In an action to recover damages for personal injuries, the defendants Merrill K. Morris and BMW Financial Services appeal, as limited by their brief, from so much of an order of the Supreme Court, Queens County (Grays, J.), dated May 15, 2003, as granted those branches of the motion of the defendant Marilyn Corso, the cross motion of the defendants Cara Elizabeth Lindsley and Robert O. Lindsley, and the separate cross motion of the defendants Donato Velez, Jr., and Jacqueline M. Smith which were for summary judgment dismissing the complaint insofar as asserted against them and all cross claims insofar as asserted against them by the defendants Merrill K. Morris and BMW Financial Services.

Ordered that the appeal from so much of the order as granted those branches of the motion and cross motions which were for summary judgment dismissing the complaint insofar as asserted against the respondents is dismissed, as the appellants are not aggrieved by those portions of the order; and it is further,

Ordered that the order is reversed insofar as reviewed, on the law, with one bill of costs payable by the respondents appearing *583separately and filing separate briefs, those branches of the motion and cross motions which were for summary judgment dismissing all cross claims insofar as asserted against the defendants Marilyn Corso, Cara Elizabeth Lindsley, Robert O. Lindsley, Donato Velez, Jr., and Jacqueline M. Smith by the appellants are denied, and those cross claims are reinstated.

The plaintiff commenced this action against, among others, the respondents Marilyn Corso, Cara Elizabeth Lindsley, and Donato Velez, Jr., and the appellant Merrill K. Morris, to recover damages for personal injuries which he allegedly sustained in a four-vehicle, rear-end, chain-reaction collision on a highway leading from the George Washington Bridge to the Harlem River Drive.

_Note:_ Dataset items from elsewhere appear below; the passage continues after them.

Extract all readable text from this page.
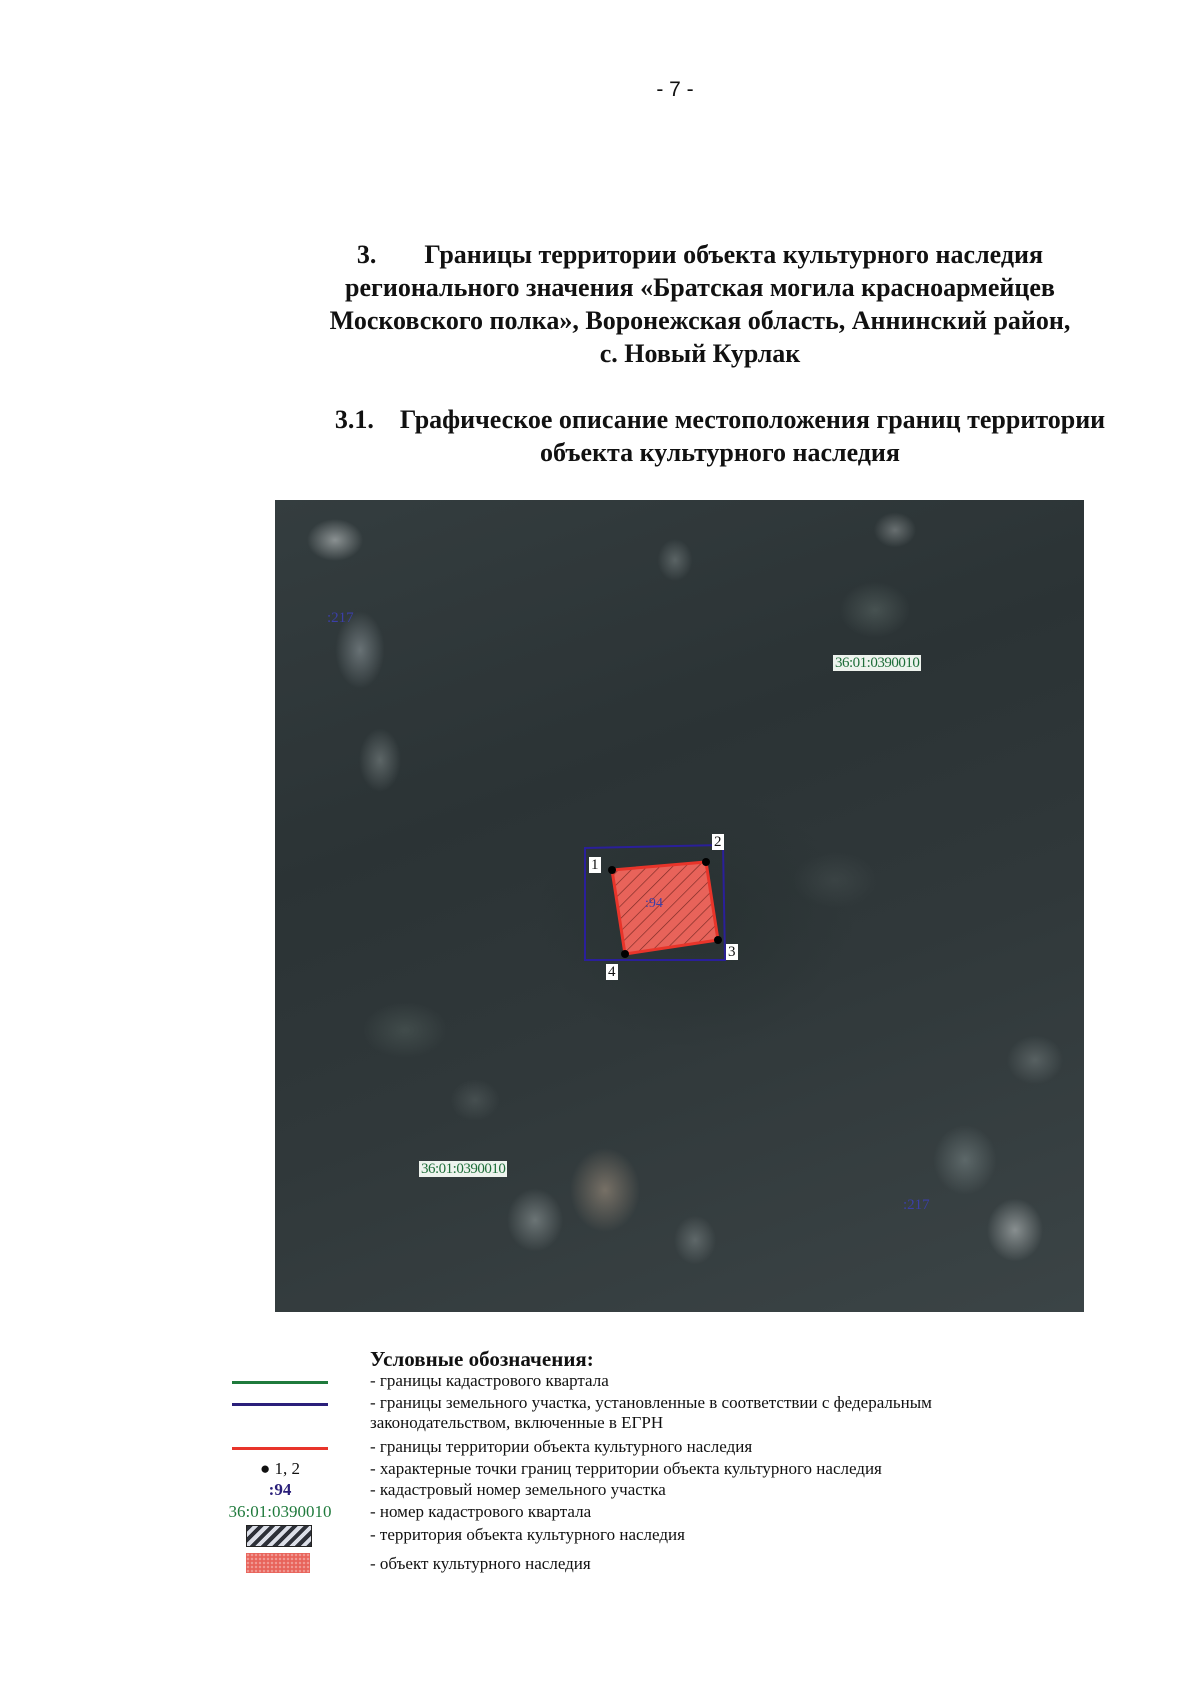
- 7 -
3. Границы территории объекта культурного наследия
регионального значения «Братская могила красноармейцев
Московского полка», Воронежская область, Аннинский район,
с. Новый Курлак
3.1. Графическое описание местоположения границ территории
объекта культурного наследия
:217
36:01:0390010
36:01:0390010
:217
:94
1
2
3
4
Условные обозначения:
- границы кадастрового квартала
- границы земельного участка, установленные в соответствии с федеральным
законодательством, включенные в ЕГРН
- границы территории объекта культурного наследия
● 1, 2	- характерные точки границ территории объекта культурного наследия
:94	- кадастровый номер земельного участка
36:01:0390010	- номер кадастрового квартала
- территория объекта культурного наследия
- объект культурного наследия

The plaintiff was standing between two vehicles that had been involved in a minor traffic accident minutes earlier. The first and second vehicles had pulled over into either the right traffic lane or the shoulder of the highway, when a third vehicle was hit in the rear by a fourth vehicle operated by Morris and owned by the appellant BMW Financial Services. The Supreme Court granted the motion and cross motions of the respondents for summary judgment dismissing the complaint and all cross claims insofar as asserted against them on the ground that the presence of the stopped vehicles in the roadway merely furnished the condition or occasion for the accident, but was not a proximate cause of it. We reverse insofar as reviewed.

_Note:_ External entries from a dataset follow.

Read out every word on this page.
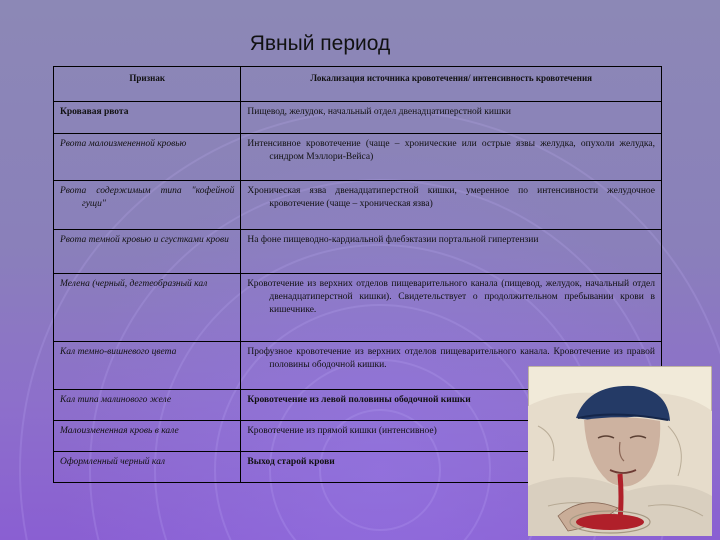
Явный период
Признак	Локализация источника кровотечения/ интенсивность кровотечения

Кровавая рвота	Пищевод, желудок, начальный отдел двенадцатиперстной кишки

Рвота малоизмененной кровью	Интенсивное кровотечение (чаще – хронические или острые язвы желудка, опухоли желудка, синдром Мэллори-Вейса)

Рвота содержимым типа "кофейной гущи"	Хроническая язва двенадцатиперстной кишки, умеренное по интенсивности желудочное кровотечение (чаще – хроническая язва)

Рвота темной кровью и сгустками крови	На фоне пищеводно-кардиальной флебэктазии портальной гипертензии

Мелена (черный, дегтеобразный кал	Кровотечение из верхних отделов пищеварительного канала (пищевод, желудок, начальный отдел двенадцатиперстной кишки). Свидетельствует о продолжительном пребывании крови в кишечнике.

Кал темно-вишневого цвета	Профузное кровотечение из верхних отделов пищеварительного канала. Кровотечение из правой половины ободочной кишки.

Кал типа малинового желе	Кровотечение из левой половины ободочной кишки

Малоизмененная кровь в кале	Кровотечение из прямой кишки (интенсивное)

Оформленный черный кал	Выход старой крови
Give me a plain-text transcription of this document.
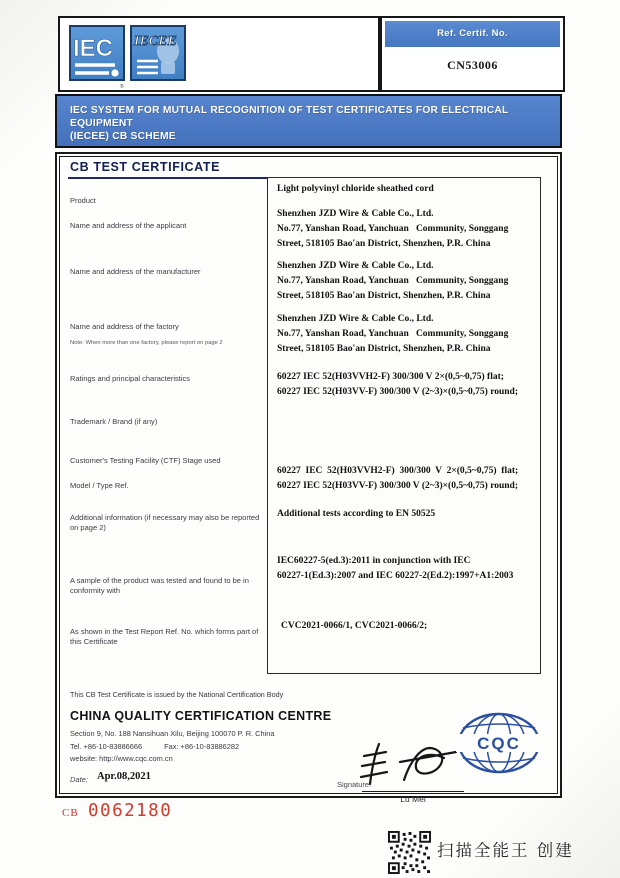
IEC
®
IECEE
Ref. Certif. No.
CN53006
IEC SYSTEM FOR MUTUAL RECOGNITION OF TEST CERTIFICATES FOR ELECTRICAL EQUIPMENT
(IECEE) CB SCHEME
CB TEST CERTIFICATE
Product
Name and address of the applicant
Name and address of the manufacturer
Name and address of the factory
Note: When more than one factory, please report on page 2
Ratings and principal characteristics
Trademark / Brand (if any)
Customer's Testing Facility (CTF) Stage used
Model / Type Ref.
Additional information (if necessary may also be reported on page 2)
A sample of the product was tested and found to be in conformity with
As shown in the Test Report Ref. No. which forms part of this Certificate
Light polyvinyl chloride sheathed cord
Shenzhen JZD Wire & Cable Co., Ltd.
No.77, Yanshan Road, Yanchuan   Community, Songgang
Street, 518105 Bao'an District, Shenzhen, P.R. China
Shenzhen JZD Wire & Cable Co., Ltd.
No.77, Yanshan Road, Yanchuan   Community, Songgang
Street, 518105 Bao'an District, Shenzhen, P.R. China
Shenzhen JZD Wire & Cable Co., Ltd.
No.77, Yanshan Road, Yanchuan   Community, Songgang
Street, 518105 Bao'an District, Shenzhen, P.R. China
60227 IEC 52(H03VVH2-F) 300/300 V 2×(0,5~0,75) flat;
60227 IEC 52(H03VV-F) 300/300 V (2~3)×(0,5~0,75) round;
60227  IEC  52(H03VVH2-F)  300/300  V  2×(0,5~0,75)  flat;
60227 IEC 52(H03VV-F) 300/300 V (2~3)×(0,5~0,75) round;
Additional tests according to EN 50525
IEC60227-5(ed.3):2011 in conjunction with IEC
60227-1(Ed.3):2007 and IEC 60227-2(Ed.2):1997+A1:2003
CVC2021-0066/1, CVC2021-0066/2;
This CB Test Certificate is issued by the National Certification Body
CHINA QUALITY CERTIFICATION CENTRE
Section 9, No. 188 Nansihuan Xilu, Beijing 100070 P. R. China
Tel. +86-10-83886666	Fax: +86-10-83886282
website: http://www.cqc.com.cn
Date: Apr.08,2021
Signature:
Lu Mei
CQC
CB 0062180
扫描全能王 创建
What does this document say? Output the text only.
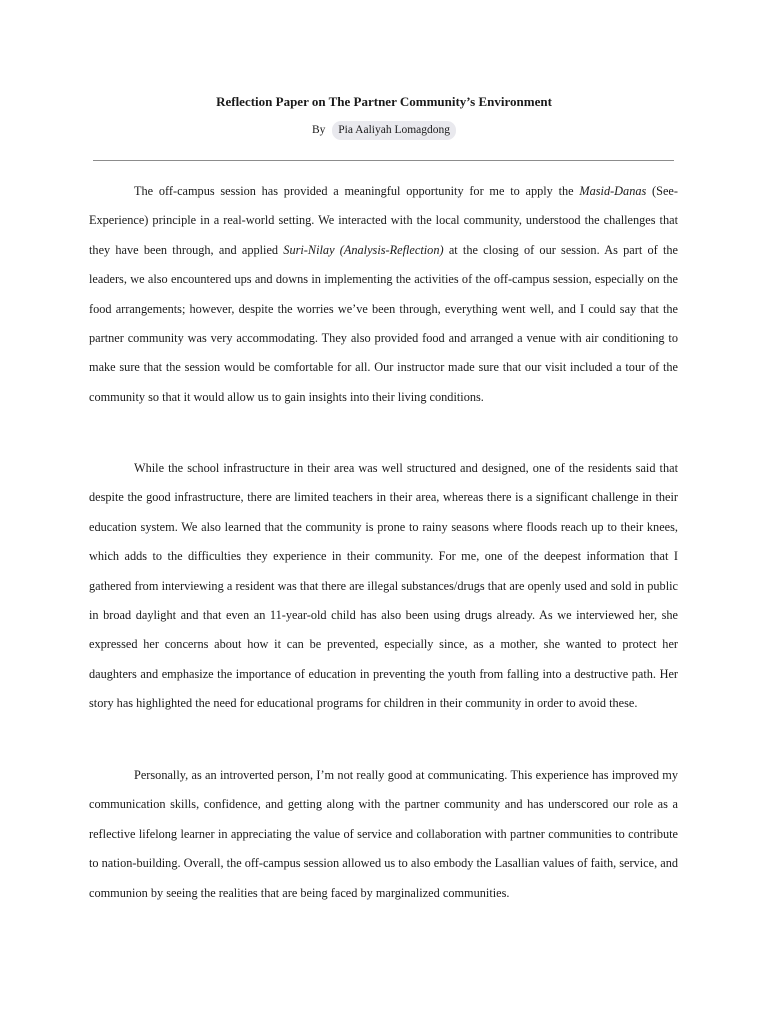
Reflection Paper on The Partner Community’s Environment
By Pia Aaliyah Lomagdong

The off-campus session has provided a meaningful opportunity for me to apply the Masid-Danas (See-Experience) principle in a real-world setting. We interacted with the local community, understood the challenges that they have been through, and applied Suri-Nilay (Analysis-Reflection) at the closing of our session. As part of the leaders, we also encountered ups and downs in implementing the activities of the off-campus session, especially on the food arrangements; however, despite the worries we’ve been through, everything went well, and I could say that the partner community was very accommodating. They also provided food and arranged a venue with air conditioning to make sure that the session would be comfortable for all. Our instructor made sure that our visit included a tour of the community so that it would allow us to gain insights into their living conditions.

While the school infrastructure in their area was well structured and designed, one of the residents said that despite the good infrastructure, there are limited teachers in their area, whereas there is a significant challenge in their education system. We also learned that the community is prone to rainy seasons where floods reach up to their knees, which adds to the difficulties they experience in their community. For me, one of the deepest information that I gathered from interviewing a resident was that there are illegal substances/drugs that are openly used and sold in public in broad daylight and that even an 11-year-old child has also been using drugs already. As we interviewed her, she expressed her concerns about how it can be prevented, especially since, as a mother, she wanted to protect her daughters and emphasize the importance of education in preventing the youth from falling into a destructive path. Her story has highlighted the need for educational programs for children in their community in order to avoid these.

Personally, as an introverted person, I’m not really good at communicating. This experience has improved my communication skills, confidence, and getting along with the partner community and has underscored our role as a reflective lifelong learner in appreciating the value of service and collaboration with partner communities to contribute to nation-building. Overall, the off-campus session allowed us to also embody the Lasallian values of faith, service, and communion by seeing the realities that are being faced by marginalized communities.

The respondents failed to establish their prima facie entitlement to judgment as a matter of law (see CPLR 3212 [b]; Alvarez v Prospect Hosp., 68 NY2d 320, 324 [1986]; Winegrad v New York Univ. Med. Ctr., 64 NY2d 851, 853 [1985]). There are issues of fact as to whether Corso, Lindsley, and Velez were negligent in stopping their operable vehicles in the traffic lane or shoulder of the highway following the minor accident involving their vehicles (see Traffic Rules and Regulations of City of NY [34 RCNY] § 4-08 [a] [5]; [e] [1]; see also Ricchiazzi v Gray, 5 AD3d 1085 [2004]; Eltahan v Rejouis, 7 AD3d 660 [2004]), and, if so, whether such negligence proximately caused the plaintiffs injuries (see Derdiarian v Felix Contr. Corp., 51 NY2d 308, 314 [1980]; O’Sullivan v Minjae Kim, 293 AD2d 728 [2002]; Weeks v Mackey, 261 AD2d 536 [1999]; Bertrand v Vingan, 249 AD2d 13 [1998]). Accordingly, those branches of the motion and cross motions which were for summary judgment dismissing the cross claims insofar as asserted against the respondents should have been denied. S. Miller, J.P., Krausman, Spolzino and Lifson, JJ., concur.